Amy’s Overall advices: Bring a pen and paper to appointments (I’m a visual person, and it really helps to draw something sometimes, it can make the doctors explanations clearer. Also, they can write down kanji or terms which you could look up later if you don’t understand at that moment).

Don’t overpack for the hospital. Your hospital may provide most of what you need! Check with them if they can supply a list of what they will provide/ what you should bring

Empower yourself with knowledge, do your research, talk to others who have gone through similar situations…but, after all that, only take others’ birth stories/ advice with a grain of salt. Ultimately everyone’s birth experience is different, and you will learn for yourself what the best approach for you and your baby will be.

Advocate for yourself, ask all the questions you want, and express your preferences, but at the same time, try to have trust in the Japanese system of maternal care. Japan has some of the best maternal and infant health outcomes in the world.

Remember that it’s a good thing to be giving birth in a country where natural, unmedicated birth is the standard. For me, it was important to try to avoid the “cascade of interventions”, and I believe birth has become over-medicalized in many countries.

Of course, there are always unforeseen circumstances and things that cannot be controlled.
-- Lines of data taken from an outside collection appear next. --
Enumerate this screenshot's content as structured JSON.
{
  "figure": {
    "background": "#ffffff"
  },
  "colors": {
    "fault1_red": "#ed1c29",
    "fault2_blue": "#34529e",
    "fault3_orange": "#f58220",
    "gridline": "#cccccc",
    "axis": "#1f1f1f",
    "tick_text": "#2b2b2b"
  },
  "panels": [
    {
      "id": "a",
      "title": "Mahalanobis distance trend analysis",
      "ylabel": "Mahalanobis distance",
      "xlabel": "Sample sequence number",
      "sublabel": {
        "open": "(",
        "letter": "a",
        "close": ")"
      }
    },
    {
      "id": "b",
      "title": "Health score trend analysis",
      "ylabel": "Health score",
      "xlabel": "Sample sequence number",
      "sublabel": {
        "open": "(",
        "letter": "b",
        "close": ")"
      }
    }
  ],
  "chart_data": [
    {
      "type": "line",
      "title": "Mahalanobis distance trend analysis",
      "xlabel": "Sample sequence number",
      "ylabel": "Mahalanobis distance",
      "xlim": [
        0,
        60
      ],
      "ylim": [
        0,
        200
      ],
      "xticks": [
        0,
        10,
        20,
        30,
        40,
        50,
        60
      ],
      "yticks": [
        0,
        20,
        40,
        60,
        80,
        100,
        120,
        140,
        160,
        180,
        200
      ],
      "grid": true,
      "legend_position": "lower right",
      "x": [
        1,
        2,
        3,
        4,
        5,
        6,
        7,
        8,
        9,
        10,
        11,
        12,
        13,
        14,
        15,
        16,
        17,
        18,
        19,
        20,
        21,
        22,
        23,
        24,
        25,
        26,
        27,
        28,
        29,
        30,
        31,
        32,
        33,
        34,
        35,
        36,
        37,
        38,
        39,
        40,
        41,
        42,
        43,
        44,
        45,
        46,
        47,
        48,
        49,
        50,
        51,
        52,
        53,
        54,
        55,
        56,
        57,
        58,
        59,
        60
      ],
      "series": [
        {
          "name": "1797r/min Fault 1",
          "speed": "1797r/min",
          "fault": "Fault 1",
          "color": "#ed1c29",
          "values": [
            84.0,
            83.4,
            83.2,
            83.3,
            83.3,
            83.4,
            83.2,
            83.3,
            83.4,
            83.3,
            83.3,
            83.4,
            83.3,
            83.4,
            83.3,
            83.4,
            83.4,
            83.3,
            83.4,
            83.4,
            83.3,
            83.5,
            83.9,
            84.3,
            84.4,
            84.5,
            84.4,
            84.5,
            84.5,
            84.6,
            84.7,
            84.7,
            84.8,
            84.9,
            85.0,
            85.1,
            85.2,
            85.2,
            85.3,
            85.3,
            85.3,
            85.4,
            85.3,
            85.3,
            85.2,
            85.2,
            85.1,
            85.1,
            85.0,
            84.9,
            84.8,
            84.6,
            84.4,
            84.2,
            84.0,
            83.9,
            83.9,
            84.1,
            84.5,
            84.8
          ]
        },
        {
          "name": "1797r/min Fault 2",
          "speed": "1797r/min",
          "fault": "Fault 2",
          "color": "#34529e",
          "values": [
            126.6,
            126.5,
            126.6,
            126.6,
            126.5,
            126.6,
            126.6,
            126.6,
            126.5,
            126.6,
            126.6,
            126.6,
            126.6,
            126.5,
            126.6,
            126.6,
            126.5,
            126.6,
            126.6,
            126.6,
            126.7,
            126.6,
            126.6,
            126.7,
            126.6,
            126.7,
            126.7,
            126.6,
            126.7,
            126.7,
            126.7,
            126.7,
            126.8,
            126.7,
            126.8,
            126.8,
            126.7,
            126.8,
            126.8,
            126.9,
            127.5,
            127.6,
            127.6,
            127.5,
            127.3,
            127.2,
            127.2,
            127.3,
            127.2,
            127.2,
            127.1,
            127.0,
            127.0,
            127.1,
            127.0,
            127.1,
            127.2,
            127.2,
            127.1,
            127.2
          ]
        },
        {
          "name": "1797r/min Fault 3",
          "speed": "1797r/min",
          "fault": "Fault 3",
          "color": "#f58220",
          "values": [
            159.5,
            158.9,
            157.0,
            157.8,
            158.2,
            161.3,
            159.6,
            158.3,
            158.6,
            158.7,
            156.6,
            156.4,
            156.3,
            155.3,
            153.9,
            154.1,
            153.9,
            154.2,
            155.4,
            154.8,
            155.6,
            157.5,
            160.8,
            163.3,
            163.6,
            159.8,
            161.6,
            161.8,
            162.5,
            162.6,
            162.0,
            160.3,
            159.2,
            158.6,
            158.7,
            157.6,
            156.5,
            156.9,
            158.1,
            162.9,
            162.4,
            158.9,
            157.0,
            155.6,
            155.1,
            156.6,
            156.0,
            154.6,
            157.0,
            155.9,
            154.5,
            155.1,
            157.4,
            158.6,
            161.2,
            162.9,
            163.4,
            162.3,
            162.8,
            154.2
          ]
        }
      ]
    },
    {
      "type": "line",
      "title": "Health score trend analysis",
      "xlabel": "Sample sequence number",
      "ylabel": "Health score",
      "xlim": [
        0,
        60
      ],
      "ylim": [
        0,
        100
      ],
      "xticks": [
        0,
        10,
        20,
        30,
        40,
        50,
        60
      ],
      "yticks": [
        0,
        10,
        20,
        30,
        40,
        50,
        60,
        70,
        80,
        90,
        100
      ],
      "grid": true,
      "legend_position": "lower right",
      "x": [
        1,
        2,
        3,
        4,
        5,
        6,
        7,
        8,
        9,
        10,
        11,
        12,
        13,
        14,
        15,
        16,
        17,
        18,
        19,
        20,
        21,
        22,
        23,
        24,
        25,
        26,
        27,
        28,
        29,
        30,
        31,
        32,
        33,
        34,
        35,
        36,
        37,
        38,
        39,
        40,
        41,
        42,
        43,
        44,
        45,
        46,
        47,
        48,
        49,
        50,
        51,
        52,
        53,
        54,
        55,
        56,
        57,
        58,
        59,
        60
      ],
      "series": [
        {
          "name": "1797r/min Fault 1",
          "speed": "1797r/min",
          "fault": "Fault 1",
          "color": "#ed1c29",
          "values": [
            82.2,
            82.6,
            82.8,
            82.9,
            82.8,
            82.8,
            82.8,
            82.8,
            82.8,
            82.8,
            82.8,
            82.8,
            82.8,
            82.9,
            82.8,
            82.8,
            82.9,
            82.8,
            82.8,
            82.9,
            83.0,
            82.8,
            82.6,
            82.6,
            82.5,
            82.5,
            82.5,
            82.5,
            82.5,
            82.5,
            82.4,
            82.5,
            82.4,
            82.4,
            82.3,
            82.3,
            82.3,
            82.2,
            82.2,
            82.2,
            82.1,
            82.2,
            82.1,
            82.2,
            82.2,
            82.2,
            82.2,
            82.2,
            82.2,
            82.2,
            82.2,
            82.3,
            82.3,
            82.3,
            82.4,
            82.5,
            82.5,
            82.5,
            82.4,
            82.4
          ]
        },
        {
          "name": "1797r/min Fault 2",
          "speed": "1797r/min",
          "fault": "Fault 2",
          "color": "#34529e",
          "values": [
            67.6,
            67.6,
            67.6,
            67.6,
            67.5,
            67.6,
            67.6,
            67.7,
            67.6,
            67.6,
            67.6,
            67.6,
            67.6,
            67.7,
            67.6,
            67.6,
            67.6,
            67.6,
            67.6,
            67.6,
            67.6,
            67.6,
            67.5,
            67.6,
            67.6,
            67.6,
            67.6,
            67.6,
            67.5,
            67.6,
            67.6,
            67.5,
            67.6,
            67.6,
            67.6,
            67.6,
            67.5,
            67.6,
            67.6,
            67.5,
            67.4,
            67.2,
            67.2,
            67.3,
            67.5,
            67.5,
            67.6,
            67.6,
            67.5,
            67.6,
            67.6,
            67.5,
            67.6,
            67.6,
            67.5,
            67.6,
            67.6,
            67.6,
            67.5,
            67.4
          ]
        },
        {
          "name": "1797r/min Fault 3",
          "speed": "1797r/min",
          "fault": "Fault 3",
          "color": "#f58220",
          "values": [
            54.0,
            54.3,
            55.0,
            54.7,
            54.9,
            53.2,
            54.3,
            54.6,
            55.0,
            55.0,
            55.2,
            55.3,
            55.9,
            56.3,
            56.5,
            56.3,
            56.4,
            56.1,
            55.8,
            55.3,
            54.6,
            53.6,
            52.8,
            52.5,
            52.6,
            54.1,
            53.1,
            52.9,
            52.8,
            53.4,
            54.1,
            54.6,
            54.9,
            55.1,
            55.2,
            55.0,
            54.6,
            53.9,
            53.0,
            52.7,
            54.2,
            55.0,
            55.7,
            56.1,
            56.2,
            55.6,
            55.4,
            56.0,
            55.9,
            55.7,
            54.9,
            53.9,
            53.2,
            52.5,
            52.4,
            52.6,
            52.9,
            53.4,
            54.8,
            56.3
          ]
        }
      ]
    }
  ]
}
But, I believe the birth process is a culmination of the labouring mother, the healthcare providers and all the experiences along the way to the birth. So, harmony and cooperation definitely contribute to a smoother birth process. To this extent, pregnant women can try to manifest their birth experience by going in with a positive mindset, open to adapting to the changing circumstances.

Most importantly, if you are pregnant in Japan, trust in your body, try to have faith in the Japanese way, and appreciate how wonderful it is to give birth here!